De retour dans la forêt pluviale du Grand Ours, Lamb m’accompagne dans une randonnée à travers Kettle Pond dans le parc provincial Tweedsmuir. Nous nous arrêtons devant une impression de la taille d’un sasquatch dans la mousse veloutée sous nos pieds. “C’est un sentier de piétinement”, explique-t-elle, tracé par les ours alors qu’ils “marchent en piétinant” à travers la forêt, laissant leur odeur et leurs cheveux en se grattant le dos sur les troncs d’arbres.

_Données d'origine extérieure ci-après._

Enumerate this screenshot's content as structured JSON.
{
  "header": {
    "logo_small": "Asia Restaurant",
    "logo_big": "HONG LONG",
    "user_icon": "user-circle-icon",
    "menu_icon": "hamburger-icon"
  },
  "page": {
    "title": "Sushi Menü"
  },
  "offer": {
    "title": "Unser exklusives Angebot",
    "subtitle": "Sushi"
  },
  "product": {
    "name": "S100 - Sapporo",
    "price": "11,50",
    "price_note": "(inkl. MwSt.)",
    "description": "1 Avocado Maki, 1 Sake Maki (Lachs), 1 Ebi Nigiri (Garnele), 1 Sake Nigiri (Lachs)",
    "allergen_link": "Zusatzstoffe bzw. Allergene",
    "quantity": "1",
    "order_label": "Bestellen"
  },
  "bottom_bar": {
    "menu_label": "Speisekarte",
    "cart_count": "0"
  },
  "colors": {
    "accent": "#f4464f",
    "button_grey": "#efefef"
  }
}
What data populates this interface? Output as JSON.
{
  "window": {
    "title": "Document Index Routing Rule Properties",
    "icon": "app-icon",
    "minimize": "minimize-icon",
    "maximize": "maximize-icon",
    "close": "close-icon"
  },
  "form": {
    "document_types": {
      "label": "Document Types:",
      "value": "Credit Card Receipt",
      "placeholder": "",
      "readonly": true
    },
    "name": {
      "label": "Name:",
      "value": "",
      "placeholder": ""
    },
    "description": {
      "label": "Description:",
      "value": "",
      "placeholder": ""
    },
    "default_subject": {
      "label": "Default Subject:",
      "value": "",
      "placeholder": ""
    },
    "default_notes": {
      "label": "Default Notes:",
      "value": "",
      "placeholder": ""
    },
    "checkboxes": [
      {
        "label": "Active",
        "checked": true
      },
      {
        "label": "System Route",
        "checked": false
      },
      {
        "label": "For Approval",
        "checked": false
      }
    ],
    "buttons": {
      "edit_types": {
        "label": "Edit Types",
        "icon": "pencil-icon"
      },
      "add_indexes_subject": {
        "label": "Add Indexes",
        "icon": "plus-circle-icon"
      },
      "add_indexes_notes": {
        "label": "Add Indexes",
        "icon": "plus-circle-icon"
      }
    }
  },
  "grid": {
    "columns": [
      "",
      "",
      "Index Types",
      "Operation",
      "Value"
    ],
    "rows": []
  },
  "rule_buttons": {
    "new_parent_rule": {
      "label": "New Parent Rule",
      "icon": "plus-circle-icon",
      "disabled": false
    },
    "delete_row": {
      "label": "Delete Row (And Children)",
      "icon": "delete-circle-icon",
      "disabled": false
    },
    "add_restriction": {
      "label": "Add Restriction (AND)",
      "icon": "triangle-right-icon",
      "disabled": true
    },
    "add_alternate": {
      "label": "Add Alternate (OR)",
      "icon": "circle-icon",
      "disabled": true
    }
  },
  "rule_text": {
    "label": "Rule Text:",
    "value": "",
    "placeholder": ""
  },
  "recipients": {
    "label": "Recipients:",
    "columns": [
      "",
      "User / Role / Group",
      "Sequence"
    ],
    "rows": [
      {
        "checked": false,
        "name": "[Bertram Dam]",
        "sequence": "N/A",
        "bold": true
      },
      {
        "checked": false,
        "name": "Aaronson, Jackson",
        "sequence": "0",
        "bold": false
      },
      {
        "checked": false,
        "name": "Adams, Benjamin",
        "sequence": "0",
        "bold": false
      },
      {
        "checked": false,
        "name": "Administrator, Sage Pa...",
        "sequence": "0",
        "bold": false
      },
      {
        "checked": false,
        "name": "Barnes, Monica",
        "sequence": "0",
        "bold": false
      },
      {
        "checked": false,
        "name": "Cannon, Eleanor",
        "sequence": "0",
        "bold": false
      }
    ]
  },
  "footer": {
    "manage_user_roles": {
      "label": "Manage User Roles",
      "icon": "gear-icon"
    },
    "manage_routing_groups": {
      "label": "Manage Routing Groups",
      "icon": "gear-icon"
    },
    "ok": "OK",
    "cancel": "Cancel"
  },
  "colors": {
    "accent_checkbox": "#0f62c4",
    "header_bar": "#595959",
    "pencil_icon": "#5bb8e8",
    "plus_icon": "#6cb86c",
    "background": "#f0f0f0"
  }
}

“Cela a été laissé récemment”, dit-elle en arrachant des poils d’ours à l’un des arbres. Cette poussée d’adrénaline familière que j’ai ressentie pendant le rafting revient, mais se dissipe rapidement. Alors que nous suivons les empreintes de pattes d’ours, tout comme les peuples des Premières Nations le font depuis des siècles, leur proximité suscite un sentiment plus proche de la parenté que de la peur. Je vois leurs traces dans cette forêt ancienne comme un rappel du lien que les peuples autochtones côtiers entretiennent avec les grizzlis.

Qui de mieux placé pour diriger l’avenir de l’écotourisme des grizzlis que les personnes qui vivent aux côtés de ces animaux depuis des millénaires ? “Quand on pense à gérer les ours, c’est comme se gérer soi-même.” dit Walkus. “Nous étions si étroitement liés.”